Browse Exhibits (3 total)
2018 Ta Kheru: Discovering the life of an Ancient Egyptian woman
Using CT scans and the latest medical visualisation techniques experts have been able to uncover insights into the life of Ta-Kheru, an Ancient Egyptian woman whose ceremonially mummified remains have been in the University of Aberdeen museums’ collections since the 18th century. The exhibition tells the story of Ta-Kheru, alongside an impressive holographic display of the CT scan and a facial reconstruction of The Lady of the House.
The exhibition between October and December 2018 had over 6500 visits and was accompanied by a series of talks by specialists from the Roemer- und Pelizaeus- Museum and an expert in facial reconstruction.
2019 Canaletto in Aberdeen
University research confirmed that the collection includes a painting by Canaletto. The exhibition also reveals how it was acquired as the legacy of slavery.

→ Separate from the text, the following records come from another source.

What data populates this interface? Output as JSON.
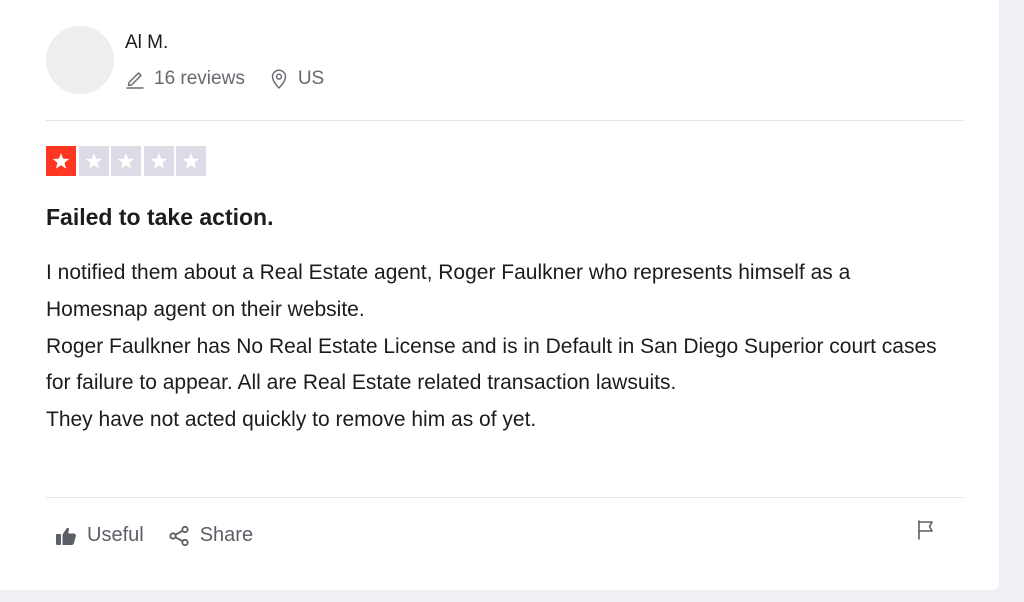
{
  "reviewer": {
    "name": "Al M.",
    "reviews_count": "16 reviews",
    "location": "US"
  },
  "rating": {
    "value": 1,
    "max": 5,
    "active_color": "#ff3722",
    "inactive_color": "#dcdce6"
  },
  "review": {
    "title": "Failed to take action.",
    "paragraphs": [
      "I notified them about a Real Estate agent, Roger Faulkner who represents himself as a Homesnap agent on their website.",
      "Roger Faulkner has No Real Estate License and is in Default in San Diego Superior court cases for failure to appear. All are Real Estate related transaction lawsuits.",
      "They have not acted quickly to remove him as of yet."
    ]
  },
  "actions": {
    "useful_label": "Useful",
    "share_label": "Share"
  },
  "icons": {
    "reviews": "pencil-icon",
    "location": "location-pin-icon",
    "useful": "thumbs-up-icon",
    "share": "share-icon",
    "report": "flag-icon"
  }
}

2019 Walking with Birds: The Art of Audubon and MacGillivray
This exhibition showcases Audubon’s spectacular ‘Birds of America’, a metre-high book filled with Audubon’s stunning life-size colour depictions of American bird species, with text prepared by MacGillivray. It explores the travels of both men – including MacGillivray’s often humorous account of his epic journey on foot from Aberdeen to London – and their legacies in the worlds of zoology, ornithology and environmental conservation.
The exhibition was first shown in the Sir Duncan Rice Library Gallery in 2019. Some of the text in this online version has been changed in order to more fully represent the racial history of John James Audubon, and to acknowledge the part that people of colour had in the creation of Birds of America.